3. Electrophoresis in gels containing higher or lower percent acrylamide may have to be
employed depending on the molecular weight of the particular protein being studied.
4. Where protein is already in solution, it is important to note that the pH should be adjusted
to around 8.0, and the DTT and urea concentrations should be made at least 10 mM and
8 M, respectively.
5. Other ratios of iodoacetic acid to iodoacetamide may need to be used if more than about
eight cysteine residues are expected, since a sufficiently intense band corresponding
to every component in the complete range of charged species may not be visible. A
greater ratio of iodoacetic acid should be used if the more acidic species are too faint (and
vice versa).
References
1. Creighton, T. E. (1980) Counting integral numbers of amino acid residues per polypeptide
chain. Nature 284, 487,488.
2. Freedman R. B., Hirst, T. R., and Tuite, M. F. (1994) Protein disulphide isomerase: building
bridges in protein folding. Trends Biochem.

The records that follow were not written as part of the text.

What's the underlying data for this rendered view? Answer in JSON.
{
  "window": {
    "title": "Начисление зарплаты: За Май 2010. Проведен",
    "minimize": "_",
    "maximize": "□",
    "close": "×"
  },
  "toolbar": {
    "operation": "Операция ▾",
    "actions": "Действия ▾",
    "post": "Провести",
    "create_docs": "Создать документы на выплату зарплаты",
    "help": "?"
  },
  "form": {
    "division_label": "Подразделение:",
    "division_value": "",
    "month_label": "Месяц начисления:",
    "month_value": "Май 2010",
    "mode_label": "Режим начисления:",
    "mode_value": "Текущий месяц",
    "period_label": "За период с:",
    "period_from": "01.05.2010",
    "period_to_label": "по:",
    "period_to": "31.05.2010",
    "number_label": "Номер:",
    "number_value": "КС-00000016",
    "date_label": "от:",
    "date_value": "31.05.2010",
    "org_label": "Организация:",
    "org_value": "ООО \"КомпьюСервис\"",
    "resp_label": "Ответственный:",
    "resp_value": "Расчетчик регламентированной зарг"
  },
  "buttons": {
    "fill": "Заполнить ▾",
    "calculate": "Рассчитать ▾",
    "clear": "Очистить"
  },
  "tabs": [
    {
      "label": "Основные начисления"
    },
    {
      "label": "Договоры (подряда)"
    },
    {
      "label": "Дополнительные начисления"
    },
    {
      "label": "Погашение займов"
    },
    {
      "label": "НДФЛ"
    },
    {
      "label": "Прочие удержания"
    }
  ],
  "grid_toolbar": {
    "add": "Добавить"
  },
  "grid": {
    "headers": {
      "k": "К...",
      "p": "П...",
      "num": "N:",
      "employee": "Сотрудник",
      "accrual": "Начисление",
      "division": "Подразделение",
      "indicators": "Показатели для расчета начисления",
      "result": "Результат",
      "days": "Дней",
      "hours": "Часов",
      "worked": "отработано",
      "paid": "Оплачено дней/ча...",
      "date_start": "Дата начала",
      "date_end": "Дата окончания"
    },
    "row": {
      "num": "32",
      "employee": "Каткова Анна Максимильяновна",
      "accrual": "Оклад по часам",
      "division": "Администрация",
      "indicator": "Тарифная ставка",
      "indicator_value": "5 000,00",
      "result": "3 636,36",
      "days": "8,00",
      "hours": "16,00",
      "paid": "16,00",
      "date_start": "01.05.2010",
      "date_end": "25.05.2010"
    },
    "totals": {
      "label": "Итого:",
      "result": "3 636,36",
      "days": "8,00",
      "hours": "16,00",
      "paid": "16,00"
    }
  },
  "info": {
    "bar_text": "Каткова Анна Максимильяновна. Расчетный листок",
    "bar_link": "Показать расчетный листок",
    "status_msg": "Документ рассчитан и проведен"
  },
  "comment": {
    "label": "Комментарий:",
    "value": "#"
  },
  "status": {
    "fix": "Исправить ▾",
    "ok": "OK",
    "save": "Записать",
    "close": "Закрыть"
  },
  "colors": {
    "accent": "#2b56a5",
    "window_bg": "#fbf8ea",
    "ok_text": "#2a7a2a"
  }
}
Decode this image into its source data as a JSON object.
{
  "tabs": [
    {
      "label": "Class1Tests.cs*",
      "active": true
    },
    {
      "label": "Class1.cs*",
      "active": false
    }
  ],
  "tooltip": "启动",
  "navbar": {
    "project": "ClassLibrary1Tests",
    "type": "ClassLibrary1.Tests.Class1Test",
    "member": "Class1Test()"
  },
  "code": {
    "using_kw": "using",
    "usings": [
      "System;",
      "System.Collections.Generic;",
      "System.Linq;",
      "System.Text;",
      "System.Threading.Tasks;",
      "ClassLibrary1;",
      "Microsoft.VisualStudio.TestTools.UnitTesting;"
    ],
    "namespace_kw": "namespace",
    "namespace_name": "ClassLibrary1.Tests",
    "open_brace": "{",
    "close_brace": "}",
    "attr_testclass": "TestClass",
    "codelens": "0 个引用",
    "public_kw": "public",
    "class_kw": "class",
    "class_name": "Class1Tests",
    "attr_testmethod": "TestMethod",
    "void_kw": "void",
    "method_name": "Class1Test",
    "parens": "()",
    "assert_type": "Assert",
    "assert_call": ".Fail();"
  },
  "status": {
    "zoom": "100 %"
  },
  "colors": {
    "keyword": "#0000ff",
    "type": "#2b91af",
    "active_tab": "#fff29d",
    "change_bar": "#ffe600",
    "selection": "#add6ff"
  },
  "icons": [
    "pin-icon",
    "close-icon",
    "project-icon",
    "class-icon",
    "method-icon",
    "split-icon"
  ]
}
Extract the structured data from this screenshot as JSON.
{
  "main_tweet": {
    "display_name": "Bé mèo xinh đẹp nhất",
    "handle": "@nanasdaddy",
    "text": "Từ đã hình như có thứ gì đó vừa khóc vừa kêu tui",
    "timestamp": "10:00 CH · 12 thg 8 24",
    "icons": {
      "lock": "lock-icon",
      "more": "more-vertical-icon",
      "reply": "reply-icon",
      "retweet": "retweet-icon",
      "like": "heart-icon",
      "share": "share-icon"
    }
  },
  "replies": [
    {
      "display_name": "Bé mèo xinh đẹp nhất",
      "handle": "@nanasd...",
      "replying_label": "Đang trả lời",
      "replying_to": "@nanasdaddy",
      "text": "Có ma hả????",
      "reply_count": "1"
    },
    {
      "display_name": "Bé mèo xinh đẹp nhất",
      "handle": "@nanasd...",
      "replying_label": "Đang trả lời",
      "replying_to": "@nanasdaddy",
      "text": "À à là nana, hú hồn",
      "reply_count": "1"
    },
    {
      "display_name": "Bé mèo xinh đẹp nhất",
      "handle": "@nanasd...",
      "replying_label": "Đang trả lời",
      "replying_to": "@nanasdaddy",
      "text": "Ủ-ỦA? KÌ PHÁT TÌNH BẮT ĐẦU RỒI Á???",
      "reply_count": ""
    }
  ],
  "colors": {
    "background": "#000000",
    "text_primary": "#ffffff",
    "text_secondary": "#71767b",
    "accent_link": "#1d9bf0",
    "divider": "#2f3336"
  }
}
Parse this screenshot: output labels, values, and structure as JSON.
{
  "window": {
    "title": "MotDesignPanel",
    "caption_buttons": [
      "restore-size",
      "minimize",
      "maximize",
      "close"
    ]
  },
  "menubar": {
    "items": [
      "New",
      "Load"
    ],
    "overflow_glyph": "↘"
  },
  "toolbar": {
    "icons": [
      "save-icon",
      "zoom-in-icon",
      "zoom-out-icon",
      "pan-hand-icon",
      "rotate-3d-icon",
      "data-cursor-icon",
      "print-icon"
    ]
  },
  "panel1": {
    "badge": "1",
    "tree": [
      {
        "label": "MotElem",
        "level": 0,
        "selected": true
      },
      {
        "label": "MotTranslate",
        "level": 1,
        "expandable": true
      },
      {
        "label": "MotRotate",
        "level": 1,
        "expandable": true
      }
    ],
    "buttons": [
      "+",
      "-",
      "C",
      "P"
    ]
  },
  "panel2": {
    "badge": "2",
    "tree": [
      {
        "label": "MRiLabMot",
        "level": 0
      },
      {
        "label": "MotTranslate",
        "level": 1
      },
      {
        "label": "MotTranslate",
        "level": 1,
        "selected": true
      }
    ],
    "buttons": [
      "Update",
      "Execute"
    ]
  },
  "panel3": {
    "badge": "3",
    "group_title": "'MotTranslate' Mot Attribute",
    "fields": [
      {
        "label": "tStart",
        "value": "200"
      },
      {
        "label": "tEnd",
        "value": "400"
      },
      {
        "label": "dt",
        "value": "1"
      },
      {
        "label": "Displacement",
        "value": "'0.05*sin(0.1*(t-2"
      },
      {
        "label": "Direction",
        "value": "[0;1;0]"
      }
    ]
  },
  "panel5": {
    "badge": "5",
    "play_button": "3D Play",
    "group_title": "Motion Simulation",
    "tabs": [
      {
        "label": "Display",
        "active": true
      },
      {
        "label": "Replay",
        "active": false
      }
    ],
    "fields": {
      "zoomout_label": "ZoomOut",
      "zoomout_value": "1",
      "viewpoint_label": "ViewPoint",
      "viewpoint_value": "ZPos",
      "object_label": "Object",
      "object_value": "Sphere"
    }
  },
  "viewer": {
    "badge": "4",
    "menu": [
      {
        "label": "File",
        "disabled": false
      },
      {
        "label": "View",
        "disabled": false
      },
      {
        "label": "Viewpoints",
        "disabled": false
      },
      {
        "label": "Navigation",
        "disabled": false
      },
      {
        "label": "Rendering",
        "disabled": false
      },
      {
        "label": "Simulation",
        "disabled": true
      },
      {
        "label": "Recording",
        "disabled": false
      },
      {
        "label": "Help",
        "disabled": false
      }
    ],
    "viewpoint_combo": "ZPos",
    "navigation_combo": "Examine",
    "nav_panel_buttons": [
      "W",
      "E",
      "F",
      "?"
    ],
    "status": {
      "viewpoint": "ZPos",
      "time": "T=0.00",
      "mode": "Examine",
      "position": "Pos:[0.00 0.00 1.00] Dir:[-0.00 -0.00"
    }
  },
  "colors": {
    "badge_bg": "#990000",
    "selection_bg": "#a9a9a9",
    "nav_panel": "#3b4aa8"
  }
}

Sci. 19, 331–336.
3. Creighton, T. E. (1989) Disulphide bonds between cysteine residues, in Protein
Structure—a Practical Approach (Creighton, T. E., ed.), IRL, Oxford, pp. 155–167.
4. Freedman, R. B. (1984) Native disulphide bond formation in protein biosynthesis; evidence
for the role of protein disulphide isomerase. Trends Biochem. Sci. 9, 438–441.
5. Feinstein, A. (1966) Use of charged thiol reagents in interpreting the electrophoretic
patterns of immune globulin chains and fragments. Nature 210, 135–137.